Oro, por Su realeza. Incienso, por Su Divinidad. Mirra, por Su grandísima humanidad.

Ya están aquí, ya han llegado. Los niños no pueden evitar su nerviosismo, los adultos nos escondemos tras una capa de ilusión de la mano de la emoción. Son los Reyes Magos, y son majos… muy majos.

Están detrás de las manos que acogen , abrazan y consuelan. Estás tras las risas que acompañan al humor de tantos como lo regalan. Están en ti, y en mi. Todos podemos ser Reyes Magos.
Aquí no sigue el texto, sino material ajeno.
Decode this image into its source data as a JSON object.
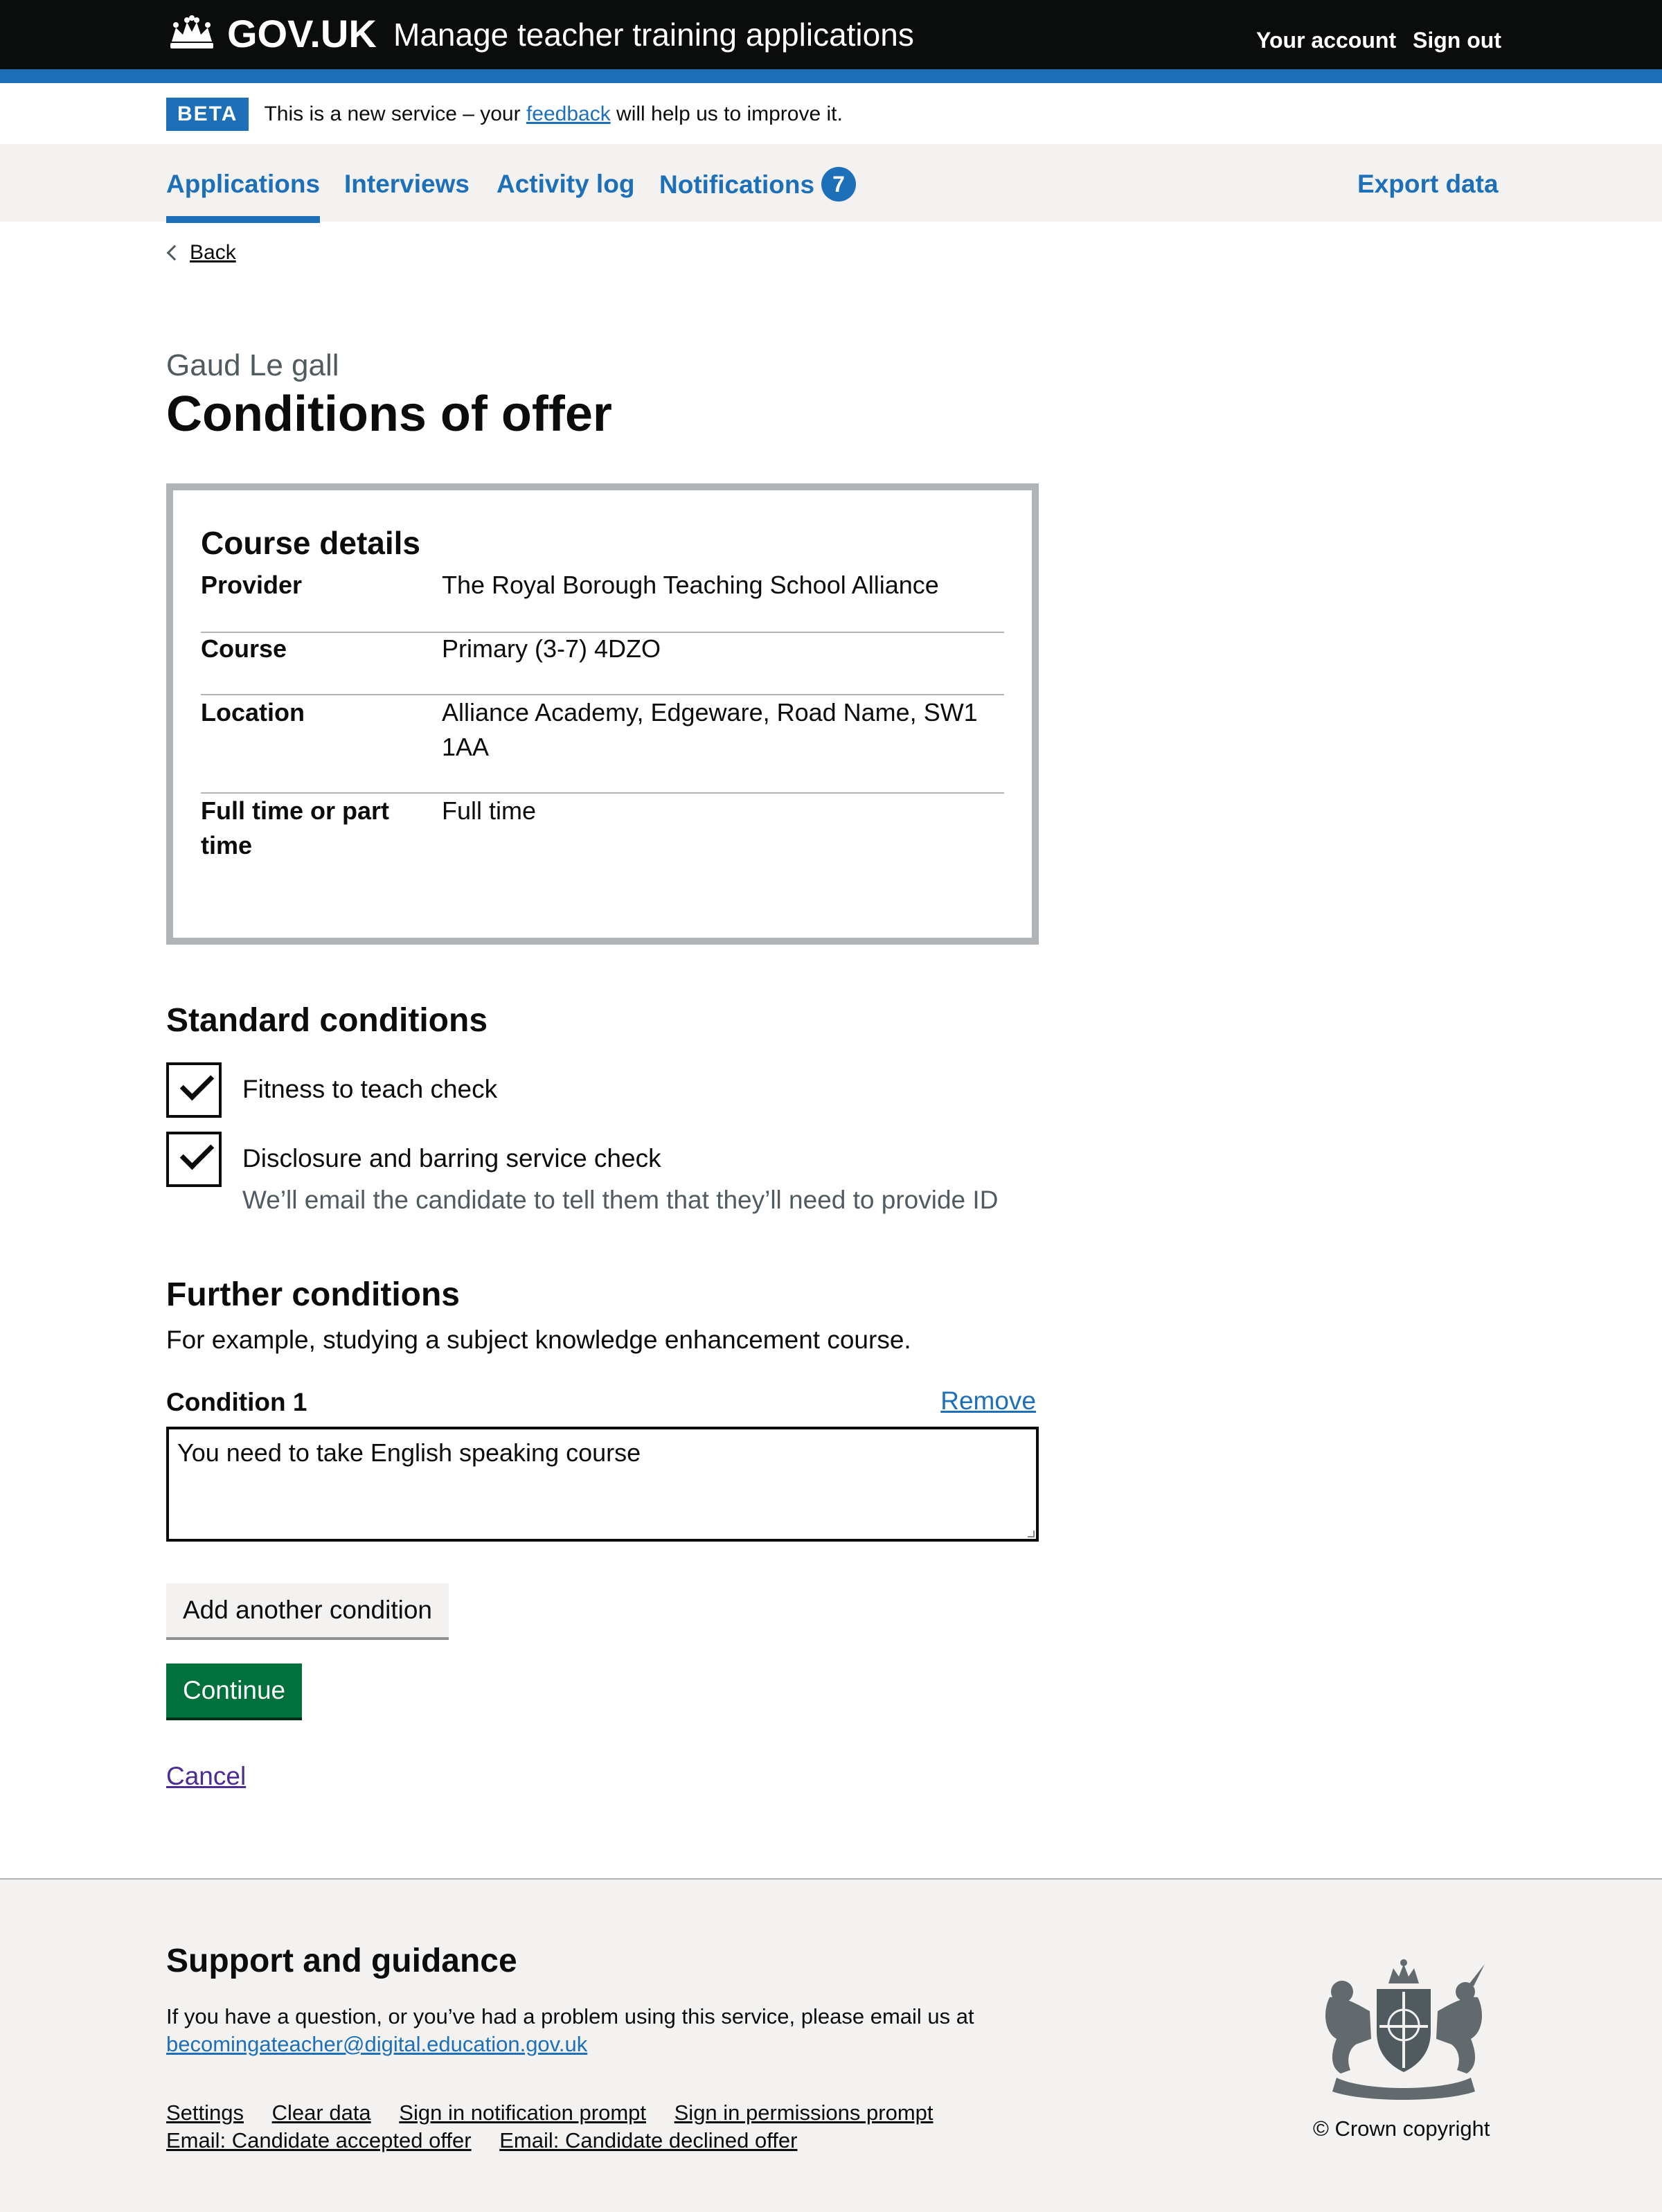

Hace unos días el papa Francisco tuvo a bien abrir la Puerta Santa en Centro África, país azotado por las balas pero a su vez amado por tantos como por él dan la vida. Juan José Aguirre, Obispo de Bangassou, tras la visita del Papa Francisco escribía así: “Gracias porque nos has dado valor y esperanza, porque no te callaste, porque miraste a la cara a los pobres, porque abriste la Puerta Santa de la Misericordia enseñándonos un carril prioritario, diferente del resto de la Iglesia, para ir más rápido hacia Sus Manos, experimentar su amor, y nos pediste que lo repartiéramos después, en forma de gestos de reconciliación. Nos enseñaste un camino, nos mostraste cómo salir de hoyo, del laberinto en el que estamos… Cuando, después de la foto ritual en la Nunciatura, te cogiste a mi brazo para subir los escalones, sentí tu fuerza, no tanto física, sino sobre todo humana y espiritual.  Bromeamos contigo en la comida con los Obispos cuando te enseñamos dos palabras en sango: ndoyé y siriri. Las repetiste a los jóvenes de la vigilia de oración 3 horas después: ‘Empapad vuestra vida de amor y paz'”

Si, si. Todos podemos ser Reyes Magos, todos tenemos la capacidad de ofrecer oro, incienso y mirra. Solo se trata de atreverse a mirar más allá de nuestro ombligo y dejarse acompañar por la magia. Quizá, ese día en el que olvidemos que no estamos solos en el mundo, un niño sonría y entienda, entonces, que la Vida está hecha para disfrutarla.

No perdamos la esperanza, la magia existe y está ahí esperando ser transmitida por nosotros. ¿Te atreves?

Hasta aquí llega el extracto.